Pro­ble­ma­tisch wird's auch dann, wenn die Ge­schenke ein ge­wis­ses Maß über­stei­gen, so dass der liebe Weih­nachts­mann Sa­chen her­vor­zau­bert, die wir uns lie­ber selbst er­ar­bei­tet oder an­ge­schafft hät­ten. Sol­che Ge­schenke ver­let­zen un­se­ren Stolz, der in dem Fall auf un­se­rer ei­ge­nen Leis­tung, un­se­rem Ver­dienst und letzt­lich auf un­se­ren per­sön­li­chen An­schaf­fun­gen be­ruht.
Au­ßer­dem be­steht die Ge­fahr, dass der Be­schenkte ein schlech­tes Ge­wis­sen be­kommt, weil er ein solch gro­ßes Ge­schenkt nicht er­wi­dert hat oder gar nicht er­wi­dern könnte. Psy­cho­lo­gen be­zeich­nen dies als den Ef­fekt der Reziprozität.

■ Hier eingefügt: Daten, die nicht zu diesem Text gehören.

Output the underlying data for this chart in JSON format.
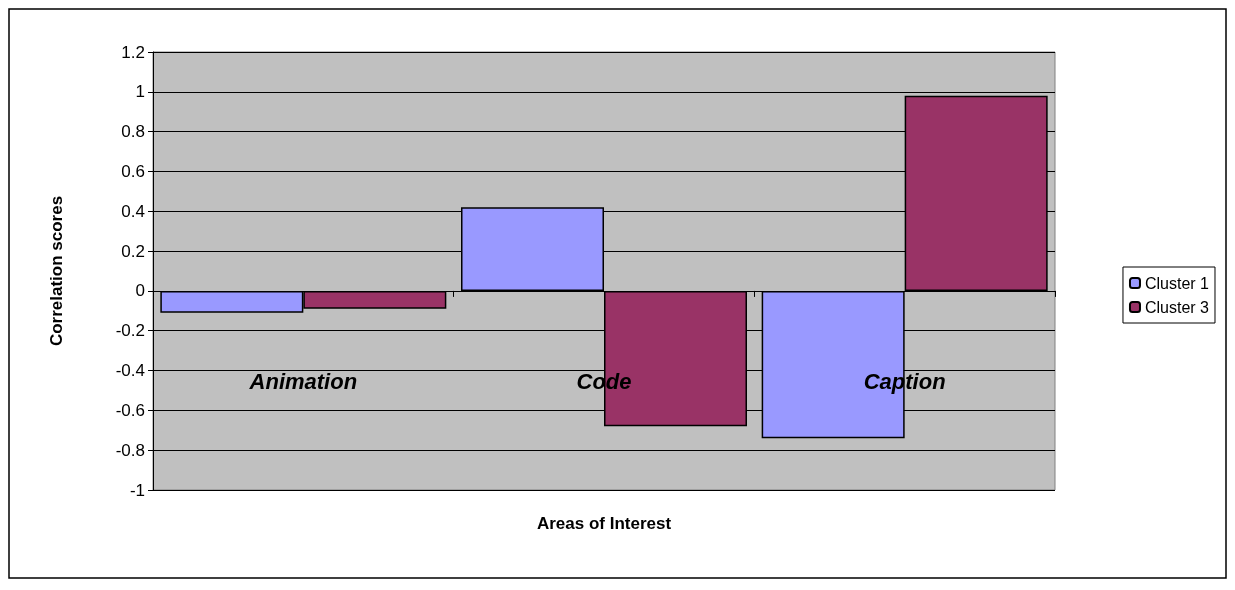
{
  "chart_data": {
    "type": "bar",
    "xlabel": "Areas of Interest",
    "ylabel": "Correlation scores",
    "categories": [
      "Animation",
      "Code",
      "Caption"
    ],
    "series": [
      {
        "name": "Cluster 1",
        "color": "#9999ff",
        "values": [
          -0.11,
          0.42,
          -0.74
        ]
      },
      {
        "name": "Cluster 3",
        "color": "#993366",
        "values": [
          -0.09,
          -0.68,
          0.98
        ]
      }
    ],
    "ylim": [
      -1,
      1.2
    ],
    "yticks": [
      -1,
      -0.8,
      -0.6,
      -0.4,
      -0.2,
      0,
      0.2,
      0.4,
      0.6,
      0.8,
      1,
      1.2
    ],
    "grid": "y",
    "legend": "right"
  }
}
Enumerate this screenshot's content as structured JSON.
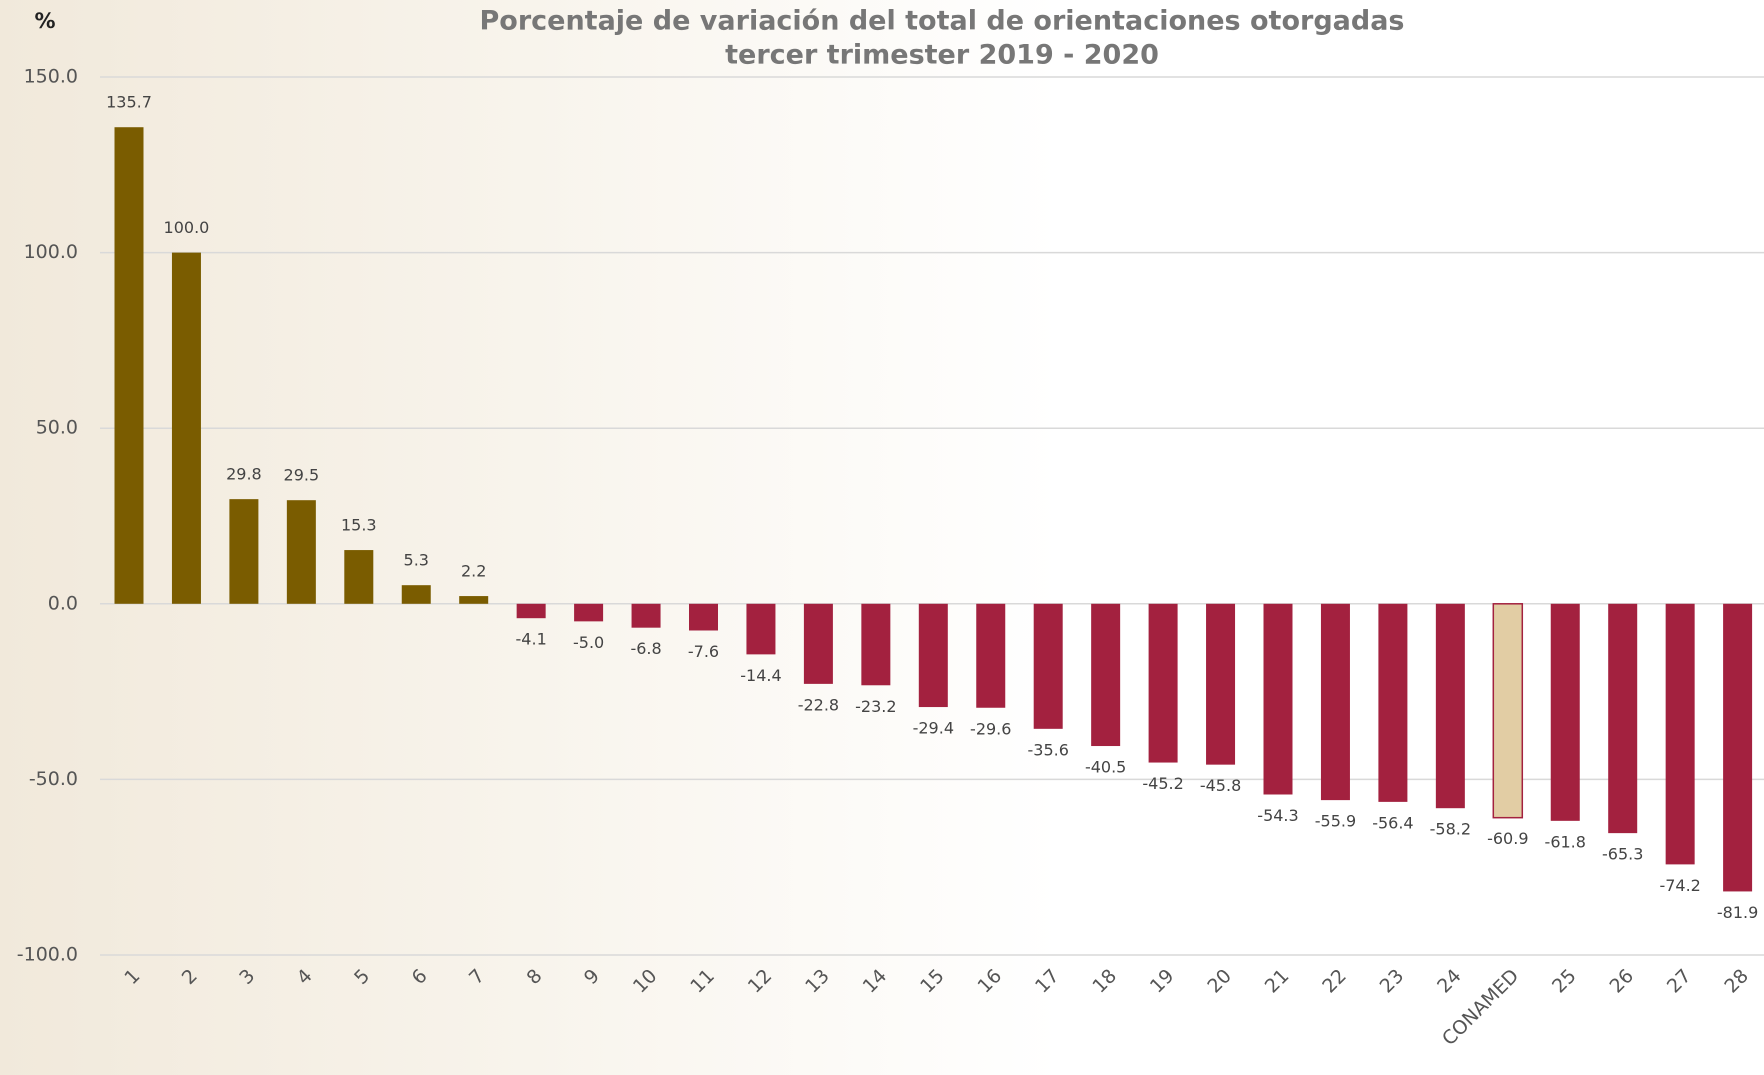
{
  "chart_data": {
    "type": "bar",
    "title": "Porcentaje de variación del total de orientaciones otorgadas",
    "subtitle": "tercer trimester 2019 - 2020",
    "y_axis_label": "%",
    "categories": [
      "1",
      "2",
      "3",
      "4",
      "5",
      "6",
      "7",
      "8",
      "9",
      "10",
      "11",
      "12",
      "13",
      "14",
      "15",
      "16",
      "17",
      "18",
      "19",
      "20",
      "21",
      "22",
      "23",
      "24",
      "CONAMED",
      "25",
      "26",
      "27",
      "28"
    ],
    "values": [
      135.7,
      100.0,
      29.8,
      29.5,
      15.3,
      5.3,
      2.2,
      -4.1,
      -5.0,
      -6.8,
      -7.6,
      -14.4,
      -22.8,
      -23.2,
      -29.4,
      -29.6,
      -35.6,
      -40.5,
      -45.2,
      -45.8,
      -54.3,
      -55.9,
      -56.4,
      -58.2,
      -60.9,
      -61.8,
      -65.3,
      -74.2,
      -81.9
    ],
    "value_labels": [
      "135.7",
      "100.0",
      "29.8",
      "29.5",
      "15.3",
      "5.3",
      "2.2",
      "-4.1",
      "-5.0",
      "-6.8",
      "-7.6",
      "-14.4",
      "-22.8",
      "-23.2",
      "-29.4",
      "-29.6",
      "-35.6",
      "-40.5",
      "-45.2",
      "-45.8",
      "-54.3",
      "-55.9",
      "-56.4",
      "-58.2",
      "-60.9",
      "-61.8",
      "-65.3",
      "-74.2",
      "-81.9"
    ],
    "colors": [
      "#7a5c00",
      "#7a5c00",
      "#7a5c00",
      "#7a5c00",
      "#7a5c00",
      "#7a5c00",
      "#7a5c00",
      "#a3213f",
      "#a3213f",
      "#a3213f",
      "#a3213f",
      "#a3213f",
      "#a3213f",
      "#a3213f",
      "#a3213f",
      "#a3213f",
      "#a3213f",
      "#a3213f",
      "#a3213f",
      "#a3213f",
      "#a3213f",
      "#a3213f",
      "#a3213f",
      "#a3213f",
      "#e2cda4",
      "#a3213f",
      "#a3213f",
      "#a3213f",
      "#a3213f"
    ],
    "ylim": [
      -100,
      150
    ],
    "yticks": [
      {
        "value": -100,
        "label": "-100.0"
      },
      {
        "value": -50,
        "label": "-50.0"
      },
      {
        "value": 0,
        "label": "0.0"
      },
      {
        "value": 50,
        "label": "50.0"
      },
      {
        "value": 100,
        "label": "100.0"
      },
      {
        "value": 150,
        "label": "150.0"
      }
    ],
    "grid": true
  }
}
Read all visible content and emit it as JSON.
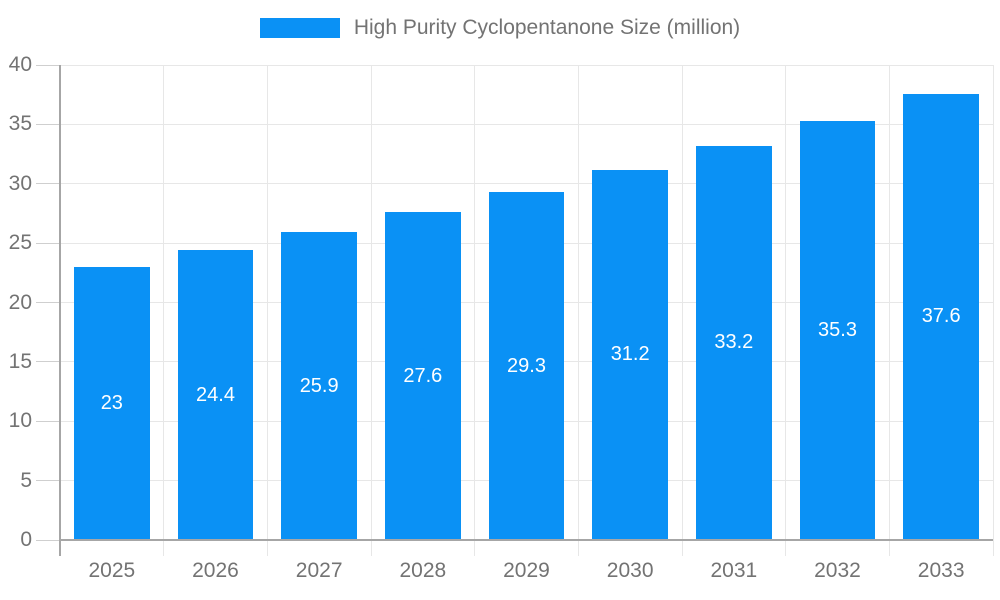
{
  "chart_data": {
    "type": "bar",
    "title": "High Purity Cyclopentanone Size (million)",
    "legend": [
      "High Purity Cyclopentanone Size (million)"
    ],
    "legend_position": "top-center",
    "categories": [
      "2025",
      "2026",
      "2027",
      "2028",
      "2029",
      "2030",
      "2031",
      "2032",
      "2033"
    ],
    "values": [
      23,
      24.4,
      25.9,
      27.6,
      29.3,
      31.2,
      33.2,
      35.3,
      37.6
    ],
    "value_labels": [
      "23",
      "24.4",
      "25.9",
      "27.6",
      "29.3",
      "31.2",
      "33.2",
      "35.3",
      "37.6"
    ],
    "xlabel": "",
    "ylabel": "",
    "ylim": [
      0,
      40
    ],
    "yticks": [
      0,
      5,
      10,
      15,
      20,
      25,
      30,
      35,
      40
    ],
    "grid": true,
    "colors": {
      "bar": "#0a91f5",
      "grid": "#e7e7e7",
      "axis": "#a6a6a6",
      "tick": "#cfcfcf",
      "text": "#737373",
      "value_label": "#ffffff",
      "background": "#ffffff"
    }
  }
}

Als letz­ten Punkt möchte ich an­füh­ren, dass je­des er­hal­tene Ge­schenk eine Be­ur­tei­lung des Be­schenk­ten dar­stellt. Da­hin­ter ver­birgt sich eine Ge­fahr, denn nicht um sonst heißt es: "Je­der be­kommt das, was er ver­dient" - mit der Rute oder aus'm Sack des Weih­nachts­manns. Im Ide­al­fall er­hält man ge­nau das, was man sich ge­wünscht hat. An­ders sieht es aus, wenn kein kon­kre­ter Wunsch ge­äu­ßert wurde oder dem Wunsch schlicht nicht nach­ge­kom­men wer­den konnte. Dann näm­lich ori­en­tiert sich der Schen­ker bei der Aus­wahl ei­nes Ge­schenks an der Per­son, dem Le­ben und Han­deln der be­tref­fen­den Per­son bzw. an den In­ter­es­sen der­sel­ben. Be­son­ders bei schein­bar lei­den­schafts­lo­sen oder lang­wei­li­gen Men­schen weiss man oft nicht, was man schen­ken soll und wenn man meint et­was ge­fun­den zu ha­ben, ist da­mit die Ge­fahr groß, ein fal­sches Ur­teil ab­zu­ge­ben und den Be­schenk­ten in eine Si­tua­tion zu drän­gen, in der er Freude und Dank­bar­keit aus Höf­lich­keit nicht vor­ent­hal­ten kann. Und dann, ge­nau dann hat man Weih­nach­ten verschenkt.